Des chercheurs chinois en sécurité informatique ont découvert un bug qui permettait de prendre en partie le contrôle de véhicules Tesla, à travers le Wi-Fi et le navigateur web proposé sur le tableau de bord. Le constructeur a corrigé la faille.

Les chercheurs en sécurité de l'entreprise chinoise Keen Security viennent d'obtenir le Graal en matière de hacking automobile: ils ont réussi à prendre le contrôle d'une Tesla Model S à distance et sans accéder de manière physique au véhicule. Dans une vidéo, ils montrent qu'ils peuvent actionner les freins, activer les essuie-glaces, pivoter les miroirs latéraux et ouvrir le coffre, alors que le véhicule est en mouvement.  Ils arrivent également à déverrouiller la porte, ouvrir le toit, bouger les sièges et modifier l'affichage des écrans de contrôle. Cette attaque pourrait fonctionner sur les autres modèles de la marque, soulignent les chercheurs.

Selon The Verge, ce hack s'appuie entre autres sur une défaillance dans les connexions web. Dans la vidéo, les hackers arrivent en effet à prendre le contrôle de la Tesla Model S d’un tiers après que celui-ci ait effectué sur le web la recherche d’une station de recharge.
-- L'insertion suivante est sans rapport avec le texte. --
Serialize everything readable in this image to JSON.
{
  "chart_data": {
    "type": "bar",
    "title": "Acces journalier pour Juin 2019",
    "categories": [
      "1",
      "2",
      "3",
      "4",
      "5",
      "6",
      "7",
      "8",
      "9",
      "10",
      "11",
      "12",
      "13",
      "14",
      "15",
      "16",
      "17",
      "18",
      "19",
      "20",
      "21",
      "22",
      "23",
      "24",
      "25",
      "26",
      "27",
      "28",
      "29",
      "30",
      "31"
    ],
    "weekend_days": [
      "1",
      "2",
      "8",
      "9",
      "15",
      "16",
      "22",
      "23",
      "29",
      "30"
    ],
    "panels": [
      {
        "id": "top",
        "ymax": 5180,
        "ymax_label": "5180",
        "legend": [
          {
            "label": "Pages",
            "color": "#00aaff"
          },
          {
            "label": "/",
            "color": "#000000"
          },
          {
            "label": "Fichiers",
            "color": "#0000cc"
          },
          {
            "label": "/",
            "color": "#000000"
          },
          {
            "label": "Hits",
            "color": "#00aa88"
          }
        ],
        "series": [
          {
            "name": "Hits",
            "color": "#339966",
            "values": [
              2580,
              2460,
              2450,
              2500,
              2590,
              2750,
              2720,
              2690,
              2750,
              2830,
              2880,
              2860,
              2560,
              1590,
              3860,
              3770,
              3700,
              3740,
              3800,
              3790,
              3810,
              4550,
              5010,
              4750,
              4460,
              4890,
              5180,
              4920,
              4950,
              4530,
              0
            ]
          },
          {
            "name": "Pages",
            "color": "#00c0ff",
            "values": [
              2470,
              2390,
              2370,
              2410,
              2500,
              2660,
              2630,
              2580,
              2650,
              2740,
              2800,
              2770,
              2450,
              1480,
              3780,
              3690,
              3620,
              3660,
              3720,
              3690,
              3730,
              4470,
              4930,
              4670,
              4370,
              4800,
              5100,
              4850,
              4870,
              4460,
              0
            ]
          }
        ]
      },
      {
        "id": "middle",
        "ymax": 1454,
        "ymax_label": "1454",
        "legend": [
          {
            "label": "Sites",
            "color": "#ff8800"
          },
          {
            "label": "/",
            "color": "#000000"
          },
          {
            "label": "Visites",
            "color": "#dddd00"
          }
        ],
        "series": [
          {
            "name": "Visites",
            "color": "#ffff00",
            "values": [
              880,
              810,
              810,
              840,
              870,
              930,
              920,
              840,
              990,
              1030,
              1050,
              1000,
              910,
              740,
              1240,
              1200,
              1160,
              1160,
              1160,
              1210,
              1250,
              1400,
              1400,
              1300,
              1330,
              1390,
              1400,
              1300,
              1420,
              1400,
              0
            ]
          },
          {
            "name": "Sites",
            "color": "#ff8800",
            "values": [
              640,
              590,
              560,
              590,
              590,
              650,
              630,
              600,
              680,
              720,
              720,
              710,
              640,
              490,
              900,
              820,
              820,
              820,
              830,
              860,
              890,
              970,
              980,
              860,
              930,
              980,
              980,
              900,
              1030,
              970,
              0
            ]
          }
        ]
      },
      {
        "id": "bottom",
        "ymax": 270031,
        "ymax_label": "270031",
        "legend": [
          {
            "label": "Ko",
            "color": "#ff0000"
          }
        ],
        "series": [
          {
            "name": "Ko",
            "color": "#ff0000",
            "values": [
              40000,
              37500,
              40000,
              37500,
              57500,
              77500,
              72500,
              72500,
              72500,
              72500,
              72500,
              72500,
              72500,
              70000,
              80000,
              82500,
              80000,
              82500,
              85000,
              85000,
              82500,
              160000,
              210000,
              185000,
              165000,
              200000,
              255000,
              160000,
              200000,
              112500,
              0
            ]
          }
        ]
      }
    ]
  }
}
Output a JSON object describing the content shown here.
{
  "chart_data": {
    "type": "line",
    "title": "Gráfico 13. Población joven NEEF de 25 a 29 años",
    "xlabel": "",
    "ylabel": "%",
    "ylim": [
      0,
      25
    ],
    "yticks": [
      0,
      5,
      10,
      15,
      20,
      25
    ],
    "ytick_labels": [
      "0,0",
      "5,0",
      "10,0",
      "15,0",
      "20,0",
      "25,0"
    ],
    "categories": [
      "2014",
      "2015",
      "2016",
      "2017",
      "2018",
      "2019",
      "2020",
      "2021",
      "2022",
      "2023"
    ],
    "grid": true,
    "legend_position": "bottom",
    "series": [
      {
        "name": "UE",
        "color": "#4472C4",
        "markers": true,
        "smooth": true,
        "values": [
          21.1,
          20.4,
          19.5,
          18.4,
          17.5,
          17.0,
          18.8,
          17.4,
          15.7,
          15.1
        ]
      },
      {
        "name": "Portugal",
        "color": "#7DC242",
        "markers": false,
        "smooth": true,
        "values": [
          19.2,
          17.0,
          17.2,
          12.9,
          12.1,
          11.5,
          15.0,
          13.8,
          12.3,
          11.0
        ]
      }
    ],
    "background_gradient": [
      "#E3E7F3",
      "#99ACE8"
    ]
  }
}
Depuis le navigateur, les chercheurs arrivent ensuite à accéder au bus de données CAN (Controller Area Network), qui interconnecte tous les équipements informatiques du véhicule, y compris celles qui gèrent les fonctions mécaniques. Selon Keen Security, c’est la première fois que l’on arrive à pirater ainsi une Tesla Model S à distance.   

Un risque « très faible », selon Tesla

Pour autant, le constructeur estime que le risque lié à cette attaque est « très faible ». En effet, elle ne peut réussir que si la voiture est connectée « à un réseau wifi malveillant » et si pendant ce temps « le navigateur est utilisé », comme le souligne Tesla dans un communiqué cité par The Verge. La firme souligne avoir développé un patch en l’espace de dix jours. Celui a d’ores et déjà été diffusé auprès des clients.   

En 2015, les chercheurs Marc Rodgers et Kevin Mahaffey avaient déjà réussi à prendre le contrôle d’une Tesla Model S, mais seulement au travers d’un accès physique. La même année, les chercheurs Charlie Miller et Chris Valasek ont réussi à pirater à distance une Jeep Cherokee par l’intermédiaire d’une connexion 3G/4G, ce qui en faisait une attaque nettement plus critique que celle de Keen Security. Pour autant, il faut quand même saluer la performance des chercheurs chinois, car les voitures connectées de Tesla sont réputées pour avoir une architecture informatique de très bonne qualité, donc difficile à pirater.